Methods: We hypothesized that primordial germ cells are differentiated before the onset of PGR and could thus be identified by a suite of transcriptional and histological characteristics. To accomplish these, we have utilized scRNA-seq, histochemical staining, and in situ hybridizations to better understand the development of primordial germ cells.

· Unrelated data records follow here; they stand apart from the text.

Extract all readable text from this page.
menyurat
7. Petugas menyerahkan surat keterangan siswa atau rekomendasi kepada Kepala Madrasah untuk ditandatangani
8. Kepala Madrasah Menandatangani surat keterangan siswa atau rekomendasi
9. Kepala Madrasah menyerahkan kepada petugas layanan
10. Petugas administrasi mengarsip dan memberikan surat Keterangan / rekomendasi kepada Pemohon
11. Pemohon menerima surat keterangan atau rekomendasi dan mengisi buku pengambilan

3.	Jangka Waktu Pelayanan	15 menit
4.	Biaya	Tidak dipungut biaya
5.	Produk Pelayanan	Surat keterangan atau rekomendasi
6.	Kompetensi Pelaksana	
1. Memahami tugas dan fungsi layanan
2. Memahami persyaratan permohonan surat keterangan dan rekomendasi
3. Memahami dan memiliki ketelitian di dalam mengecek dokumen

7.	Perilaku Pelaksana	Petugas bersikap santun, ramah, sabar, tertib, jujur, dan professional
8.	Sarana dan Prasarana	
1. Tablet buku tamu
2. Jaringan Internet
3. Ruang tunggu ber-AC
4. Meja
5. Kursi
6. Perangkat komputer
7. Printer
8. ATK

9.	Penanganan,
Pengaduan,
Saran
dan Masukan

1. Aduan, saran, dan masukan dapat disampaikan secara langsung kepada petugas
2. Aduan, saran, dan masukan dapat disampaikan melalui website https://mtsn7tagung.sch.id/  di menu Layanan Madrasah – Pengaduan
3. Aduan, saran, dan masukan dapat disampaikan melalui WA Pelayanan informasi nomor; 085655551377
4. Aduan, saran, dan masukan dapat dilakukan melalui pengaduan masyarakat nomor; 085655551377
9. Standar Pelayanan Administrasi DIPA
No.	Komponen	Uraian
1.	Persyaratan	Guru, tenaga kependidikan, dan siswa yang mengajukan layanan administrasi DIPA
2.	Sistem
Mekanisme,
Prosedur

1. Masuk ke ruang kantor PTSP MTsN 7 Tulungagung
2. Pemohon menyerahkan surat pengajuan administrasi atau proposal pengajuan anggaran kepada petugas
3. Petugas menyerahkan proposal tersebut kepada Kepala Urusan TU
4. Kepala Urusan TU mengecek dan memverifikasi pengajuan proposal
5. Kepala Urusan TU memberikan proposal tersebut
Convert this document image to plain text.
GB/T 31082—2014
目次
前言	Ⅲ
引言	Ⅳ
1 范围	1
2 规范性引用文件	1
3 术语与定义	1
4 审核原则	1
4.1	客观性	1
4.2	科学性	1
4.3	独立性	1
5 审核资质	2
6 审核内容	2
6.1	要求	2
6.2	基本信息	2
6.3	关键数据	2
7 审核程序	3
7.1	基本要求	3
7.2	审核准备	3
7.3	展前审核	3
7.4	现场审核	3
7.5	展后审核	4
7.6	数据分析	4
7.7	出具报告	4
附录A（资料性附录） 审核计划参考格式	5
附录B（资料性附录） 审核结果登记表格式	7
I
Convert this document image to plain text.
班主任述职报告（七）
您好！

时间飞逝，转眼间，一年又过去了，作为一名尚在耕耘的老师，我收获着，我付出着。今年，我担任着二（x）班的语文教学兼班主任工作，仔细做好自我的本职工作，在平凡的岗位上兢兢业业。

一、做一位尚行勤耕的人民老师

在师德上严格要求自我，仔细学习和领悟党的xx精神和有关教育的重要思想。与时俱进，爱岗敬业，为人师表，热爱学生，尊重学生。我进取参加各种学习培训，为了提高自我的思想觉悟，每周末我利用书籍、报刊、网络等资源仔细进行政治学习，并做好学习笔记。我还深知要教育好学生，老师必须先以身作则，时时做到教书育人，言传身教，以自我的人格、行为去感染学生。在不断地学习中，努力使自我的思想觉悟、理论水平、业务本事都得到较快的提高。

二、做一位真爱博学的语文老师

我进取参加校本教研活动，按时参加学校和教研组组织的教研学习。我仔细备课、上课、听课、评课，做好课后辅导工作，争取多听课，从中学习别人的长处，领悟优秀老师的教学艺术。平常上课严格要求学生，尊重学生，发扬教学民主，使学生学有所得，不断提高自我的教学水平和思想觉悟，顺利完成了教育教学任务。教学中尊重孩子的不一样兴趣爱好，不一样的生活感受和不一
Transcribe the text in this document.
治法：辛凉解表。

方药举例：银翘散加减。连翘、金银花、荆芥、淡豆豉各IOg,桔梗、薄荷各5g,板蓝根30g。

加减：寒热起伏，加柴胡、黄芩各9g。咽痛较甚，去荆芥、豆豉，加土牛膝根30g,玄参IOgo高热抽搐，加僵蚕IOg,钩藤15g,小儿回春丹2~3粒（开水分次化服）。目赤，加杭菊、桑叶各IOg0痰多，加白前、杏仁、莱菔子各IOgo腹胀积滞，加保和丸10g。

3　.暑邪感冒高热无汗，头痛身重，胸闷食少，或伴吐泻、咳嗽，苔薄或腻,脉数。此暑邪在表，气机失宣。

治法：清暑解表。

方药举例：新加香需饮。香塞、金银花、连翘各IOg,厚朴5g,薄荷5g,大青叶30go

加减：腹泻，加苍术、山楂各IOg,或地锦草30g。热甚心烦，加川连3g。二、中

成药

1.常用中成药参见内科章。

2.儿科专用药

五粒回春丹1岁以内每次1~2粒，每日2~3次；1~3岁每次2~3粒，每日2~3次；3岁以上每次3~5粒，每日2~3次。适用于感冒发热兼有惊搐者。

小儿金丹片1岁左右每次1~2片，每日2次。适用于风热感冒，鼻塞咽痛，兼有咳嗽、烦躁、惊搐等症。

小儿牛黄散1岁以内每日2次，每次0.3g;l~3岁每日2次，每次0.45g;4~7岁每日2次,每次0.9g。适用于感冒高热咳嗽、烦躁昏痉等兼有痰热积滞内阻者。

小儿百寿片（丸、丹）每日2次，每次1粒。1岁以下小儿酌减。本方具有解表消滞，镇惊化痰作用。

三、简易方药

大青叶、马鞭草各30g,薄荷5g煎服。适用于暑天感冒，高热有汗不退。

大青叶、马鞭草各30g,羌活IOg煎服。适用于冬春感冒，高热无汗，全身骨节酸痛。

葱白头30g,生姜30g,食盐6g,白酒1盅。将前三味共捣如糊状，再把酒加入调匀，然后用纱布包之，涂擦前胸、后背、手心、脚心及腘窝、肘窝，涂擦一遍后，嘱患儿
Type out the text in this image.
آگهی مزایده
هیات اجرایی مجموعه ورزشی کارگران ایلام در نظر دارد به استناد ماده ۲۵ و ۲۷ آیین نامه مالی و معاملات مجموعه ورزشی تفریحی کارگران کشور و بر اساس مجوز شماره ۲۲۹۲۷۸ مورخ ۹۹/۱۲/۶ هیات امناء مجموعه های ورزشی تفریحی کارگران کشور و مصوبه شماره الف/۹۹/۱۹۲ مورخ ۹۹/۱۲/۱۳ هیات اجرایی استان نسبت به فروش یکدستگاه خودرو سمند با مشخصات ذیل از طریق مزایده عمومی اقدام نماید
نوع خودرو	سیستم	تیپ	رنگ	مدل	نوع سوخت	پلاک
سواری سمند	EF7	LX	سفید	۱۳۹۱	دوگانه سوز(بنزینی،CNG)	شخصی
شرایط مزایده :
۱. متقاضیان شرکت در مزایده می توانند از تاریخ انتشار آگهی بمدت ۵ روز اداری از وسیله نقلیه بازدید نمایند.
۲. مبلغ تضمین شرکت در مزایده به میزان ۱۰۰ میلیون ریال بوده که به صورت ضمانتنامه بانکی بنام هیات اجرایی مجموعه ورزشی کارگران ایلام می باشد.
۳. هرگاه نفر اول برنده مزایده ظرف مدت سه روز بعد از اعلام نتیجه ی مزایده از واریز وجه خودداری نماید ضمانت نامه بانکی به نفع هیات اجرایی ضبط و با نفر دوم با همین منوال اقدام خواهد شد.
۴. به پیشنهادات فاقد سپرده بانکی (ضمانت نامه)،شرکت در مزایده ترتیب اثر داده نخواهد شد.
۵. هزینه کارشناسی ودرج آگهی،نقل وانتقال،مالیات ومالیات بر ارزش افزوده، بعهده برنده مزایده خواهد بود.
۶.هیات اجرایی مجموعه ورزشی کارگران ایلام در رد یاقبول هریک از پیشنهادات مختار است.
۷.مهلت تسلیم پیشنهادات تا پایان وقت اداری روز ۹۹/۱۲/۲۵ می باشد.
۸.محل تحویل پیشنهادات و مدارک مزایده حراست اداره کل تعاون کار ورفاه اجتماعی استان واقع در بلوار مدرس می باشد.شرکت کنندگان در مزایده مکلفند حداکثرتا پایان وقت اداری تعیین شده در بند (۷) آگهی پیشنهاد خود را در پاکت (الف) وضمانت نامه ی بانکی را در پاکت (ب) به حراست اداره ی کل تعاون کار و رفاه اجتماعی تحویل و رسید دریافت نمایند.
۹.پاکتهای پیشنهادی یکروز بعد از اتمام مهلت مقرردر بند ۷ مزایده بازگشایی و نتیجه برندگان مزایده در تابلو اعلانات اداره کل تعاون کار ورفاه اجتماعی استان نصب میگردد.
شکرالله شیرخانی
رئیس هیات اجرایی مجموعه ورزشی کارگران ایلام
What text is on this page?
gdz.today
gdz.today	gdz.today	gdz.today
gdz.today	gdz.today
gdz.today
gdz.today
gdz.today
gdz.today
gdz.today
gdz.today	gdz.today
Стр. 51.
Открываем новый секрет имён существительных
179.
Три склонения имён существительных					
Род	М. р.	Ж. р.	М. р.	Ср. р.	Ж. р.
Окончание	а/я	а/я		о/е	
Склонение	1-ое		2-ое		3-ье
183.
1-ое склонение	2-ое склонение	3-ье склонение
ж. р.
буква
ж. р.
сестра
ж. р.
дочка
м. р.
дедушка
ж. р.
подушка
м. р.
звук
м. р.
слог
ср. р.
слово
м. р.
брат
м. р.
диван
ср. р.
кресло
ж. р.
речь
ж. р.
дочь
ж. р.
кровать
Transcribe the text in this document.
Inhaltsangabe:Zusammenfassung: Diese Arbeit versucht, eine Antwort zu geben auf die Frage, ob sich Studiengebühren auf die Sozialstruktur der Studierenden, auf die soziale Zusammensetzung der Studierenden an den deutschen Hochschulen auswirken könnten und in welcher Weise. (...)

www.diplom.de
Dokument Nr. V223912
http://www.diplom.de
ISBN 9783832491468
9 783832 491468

Results: Our scRNA-seq data have revealed clustering by the time that PGR commences (36 hpf), but differences in gene expression at this point are mostly quantitative. By 48 hpf, these differences are considerable and candidate genes can be identified, allowing us to map identities on the early embryo. On the histological level, lamprey primordial germ cells are almost indistinguishable from somatic cells at these stages.
Discussion: Our results here provide not only to our understanding of PGR and germline development in lamprey, but also to a framework to study early development in non-traditional model organisms.